🤖 AI Summary
This work proposes a novel copyright protection mechanism for Retrieval-Augmented Generation (RAG) databases that addresses the limitations of existing watermarking approaches, which are either prone to introducing factual errors or vulnerable to adversarial rewriting. The method embeds watermarks through the injection of stylistically consistent, synthetically generated knowledge entries that remain dormant during normal queries and are only triggered by specific probe queries, thereby avoiding contamination of the genuine knowledge base. By integrating style-consistency modeling with a low injection rate, the approach achieves highly significant detection performance (p < 10⁻⁵) with merely 0.1% watermark injection across four datasets comprising up to 8.8 million documents, demonstrating both strong robustness against removal attempts and an exceptionally low false-positive rate.
📝 Abstract
Protecting proprietary RAG databases from unauthorized redistribution is challenging: existing watermarking methods either inject fabricated relations between real entities, polluting the knowledge base with misinformation, or embed fragile lexical patterns that adversarial paraphrasing easily removes.

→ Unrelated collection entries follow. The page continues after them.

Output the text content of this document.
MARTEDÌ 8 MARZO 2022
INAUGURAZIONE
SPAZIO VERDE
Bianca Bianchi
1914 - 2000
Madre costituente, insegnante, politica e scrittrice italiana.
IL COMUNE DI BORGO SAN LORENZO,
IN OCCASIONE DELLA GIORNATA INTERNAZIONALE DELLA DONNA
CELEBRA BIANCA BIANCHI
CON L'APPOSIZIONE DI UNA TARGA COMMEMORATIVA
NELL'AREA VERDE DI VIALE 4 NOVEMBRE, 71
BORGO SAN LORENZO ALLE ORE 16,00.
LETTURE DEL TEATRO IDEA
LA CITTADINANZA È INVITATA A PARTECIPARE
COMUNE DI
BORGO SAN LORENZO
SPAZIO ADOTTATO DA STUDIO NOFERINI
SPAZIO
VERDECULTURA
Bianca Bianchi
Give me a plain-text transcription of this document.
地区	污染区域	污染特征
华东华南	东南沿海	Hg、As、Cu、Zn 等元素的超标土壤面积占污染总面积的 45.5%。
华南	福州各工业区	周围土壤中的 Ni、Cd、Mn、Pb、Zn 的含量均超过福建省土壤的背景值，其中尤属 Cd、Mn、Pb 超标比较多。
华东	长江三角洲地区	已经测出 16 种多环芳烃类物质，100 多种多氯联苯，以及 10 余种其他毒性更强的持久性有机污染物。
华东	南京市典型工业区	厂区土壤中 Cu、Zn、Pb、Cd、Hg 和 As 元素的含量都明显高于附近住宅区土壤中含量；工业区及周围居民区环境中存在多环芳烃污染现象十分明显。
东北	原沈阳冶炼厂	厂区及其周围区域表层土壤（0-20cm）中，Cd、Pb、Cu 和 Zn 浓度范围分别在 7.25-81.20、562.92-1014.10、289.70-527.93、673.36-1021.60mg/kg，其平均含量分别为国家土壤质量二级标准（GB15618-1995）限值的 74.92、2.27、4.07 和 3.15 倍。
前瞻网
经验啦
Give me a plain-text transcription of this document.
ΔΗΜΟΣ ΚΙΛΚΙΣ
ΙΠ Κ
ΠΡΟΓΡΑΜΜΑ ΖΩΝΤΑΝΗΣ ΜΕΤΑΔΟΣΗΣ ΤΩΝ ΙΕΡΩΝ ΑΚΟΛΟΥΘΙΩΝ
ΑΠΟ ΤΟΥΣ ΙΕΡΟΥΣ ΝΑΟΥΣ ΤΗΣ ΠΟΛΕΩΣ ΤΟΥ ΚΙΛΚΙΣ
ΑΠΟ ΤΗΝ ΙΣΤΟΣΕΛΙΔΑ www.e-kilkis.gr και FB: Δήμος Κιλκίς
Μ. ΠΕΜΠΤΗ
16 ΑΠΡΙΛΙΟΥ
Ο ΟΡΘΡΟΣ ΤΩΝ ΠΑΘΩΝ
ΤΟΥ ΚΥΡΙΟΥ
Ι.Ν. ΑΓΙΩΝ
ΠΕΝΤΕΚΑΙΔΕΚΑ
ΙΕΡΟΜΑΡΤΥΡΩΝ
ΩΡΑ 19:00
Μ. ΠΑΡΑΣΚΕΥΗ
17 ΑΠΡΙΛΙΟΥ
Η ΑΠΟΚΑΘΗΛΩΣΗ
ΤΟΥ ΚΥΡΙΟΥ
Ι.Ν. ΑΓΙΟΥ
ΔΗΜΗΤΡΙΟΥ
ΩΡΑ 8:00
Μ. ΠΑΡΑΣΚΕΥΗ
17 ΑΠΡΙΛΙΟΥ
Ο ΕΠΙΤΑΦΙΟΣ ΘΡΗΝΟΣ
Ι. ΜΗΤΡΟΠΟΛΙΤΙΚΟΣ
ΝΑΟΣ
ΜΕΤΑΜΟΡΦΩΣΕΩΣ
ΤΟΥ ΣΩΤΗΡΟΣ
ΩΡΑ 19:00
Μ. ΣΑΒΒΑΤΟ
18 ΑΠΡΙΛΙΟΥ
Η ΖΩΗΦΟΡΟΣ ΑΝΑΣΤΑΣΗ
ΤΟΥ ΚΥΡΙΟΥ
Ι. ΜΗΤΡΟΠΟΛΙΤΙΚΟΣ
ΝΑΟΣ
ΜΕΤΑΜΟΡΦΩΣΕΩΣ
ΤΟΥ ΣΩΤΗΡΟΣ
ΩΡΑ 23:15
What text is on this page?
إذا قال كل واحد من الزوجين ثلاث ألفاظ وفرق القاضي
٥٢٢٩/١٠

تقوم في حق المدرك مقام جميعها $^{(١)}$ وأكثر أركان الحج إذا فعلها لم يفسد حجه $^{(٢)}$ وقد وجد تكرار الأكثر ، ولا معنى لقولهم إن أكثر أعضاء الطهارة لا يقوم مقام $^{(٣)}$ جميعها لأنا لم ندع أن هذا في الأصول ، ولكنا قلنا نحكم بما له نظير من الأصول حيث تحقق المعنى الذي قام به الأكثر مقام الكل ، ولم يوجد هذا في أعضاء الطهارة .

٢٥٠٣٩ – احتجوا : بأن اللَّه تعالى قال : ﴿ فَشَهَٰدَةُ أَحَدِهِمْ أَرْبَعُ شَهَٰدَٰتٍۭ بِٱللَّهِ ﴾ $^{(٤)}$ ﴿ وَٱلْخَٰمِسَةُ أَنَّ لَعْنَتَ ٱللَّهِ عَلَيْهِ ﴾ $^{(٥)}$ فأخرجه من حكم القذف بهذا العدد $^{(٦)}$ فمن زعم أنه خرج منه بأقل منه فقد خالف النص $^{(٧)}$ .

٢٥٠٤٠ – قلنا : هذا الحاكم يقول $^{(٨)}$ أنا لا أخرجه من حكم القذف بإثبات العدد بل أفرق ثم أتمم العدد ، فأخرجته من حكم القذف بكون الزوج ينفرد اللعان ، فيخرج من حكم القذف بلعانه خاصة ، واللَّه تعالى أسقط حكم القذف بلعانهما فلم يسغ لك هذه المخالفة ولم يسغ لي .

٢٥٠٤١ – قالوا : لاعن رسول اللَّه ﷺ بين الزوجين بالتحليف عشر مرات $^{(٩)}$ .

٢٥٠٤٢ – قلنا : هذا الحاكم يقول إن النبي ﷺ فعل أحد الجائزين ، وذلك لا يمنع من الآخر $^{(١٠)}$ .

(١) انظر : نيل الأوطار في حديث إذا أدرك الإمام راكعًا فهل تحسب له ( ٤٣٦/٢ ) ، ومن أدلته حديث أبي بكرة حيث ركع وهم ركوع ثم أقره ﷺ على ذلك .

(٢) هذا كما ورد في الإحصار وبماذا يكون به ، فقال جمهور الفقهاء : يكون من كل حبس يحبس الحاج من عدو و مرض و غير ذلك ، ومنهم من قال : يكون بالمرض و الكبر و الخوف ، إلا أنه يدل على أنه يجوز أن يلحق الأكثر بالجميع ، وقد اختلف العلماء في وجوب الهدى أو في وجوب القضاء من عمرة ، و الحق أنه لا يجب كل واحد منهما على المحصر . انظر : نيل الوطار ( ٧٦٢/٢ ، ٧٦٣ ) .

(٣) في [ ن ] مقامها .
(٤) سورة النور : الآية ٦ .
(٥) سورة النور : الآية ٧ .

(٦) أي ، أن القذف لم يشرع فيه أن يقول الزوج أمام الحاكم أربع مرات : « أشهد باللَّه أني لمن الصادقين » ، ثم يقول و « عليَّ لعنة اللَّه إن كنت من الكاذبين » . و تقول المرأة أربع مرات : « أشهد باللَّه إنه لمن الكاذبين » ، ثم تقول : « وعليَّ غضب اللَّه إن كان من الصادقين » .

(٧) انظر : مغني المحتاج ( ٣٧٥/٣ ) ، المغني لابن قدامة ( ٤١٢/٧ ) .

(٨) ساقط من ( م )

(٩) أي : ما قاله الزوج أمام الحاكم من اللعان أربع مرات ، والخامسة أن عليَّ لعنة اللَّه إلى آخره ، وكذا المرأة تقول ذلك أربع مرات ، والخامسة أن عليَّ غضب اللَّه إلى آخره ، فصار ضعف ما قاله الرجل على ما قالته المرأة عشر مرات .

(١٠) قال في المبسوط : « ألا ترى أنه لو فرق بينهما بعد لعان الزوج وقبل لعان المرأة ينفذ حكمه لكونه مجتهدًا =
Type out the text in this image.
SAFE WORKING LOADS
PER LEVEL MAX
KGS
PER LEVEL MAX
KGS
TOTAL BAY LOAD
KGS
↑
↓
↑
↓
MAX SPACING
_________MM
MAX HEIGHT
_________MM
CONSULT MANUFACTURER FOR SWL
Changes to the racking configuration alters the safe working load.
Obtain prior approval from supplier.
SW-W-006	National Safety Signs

We propose SentinelRAG, a watermarking framework that embeds style-consistent but fictitious knowledge entries into the RAG database. Our key insight is that synthetic knowledge describing fictitious entities is unlikely to be retrieved by legitimate queries, yet can be reliably triggered through targeted probes known only to the data owner. Experiments on four datasets ranging from 2.9k to 8.8M documents demonstrate that SentinelRAG achieves statistically significant detection $p < 10^{-5}$ across all tested configurations at only a 0.1% injection rate. Compared to the state-of-the-art, our method significantly reduces the false detection rate while maintaining negligible interference with legitimate user queries.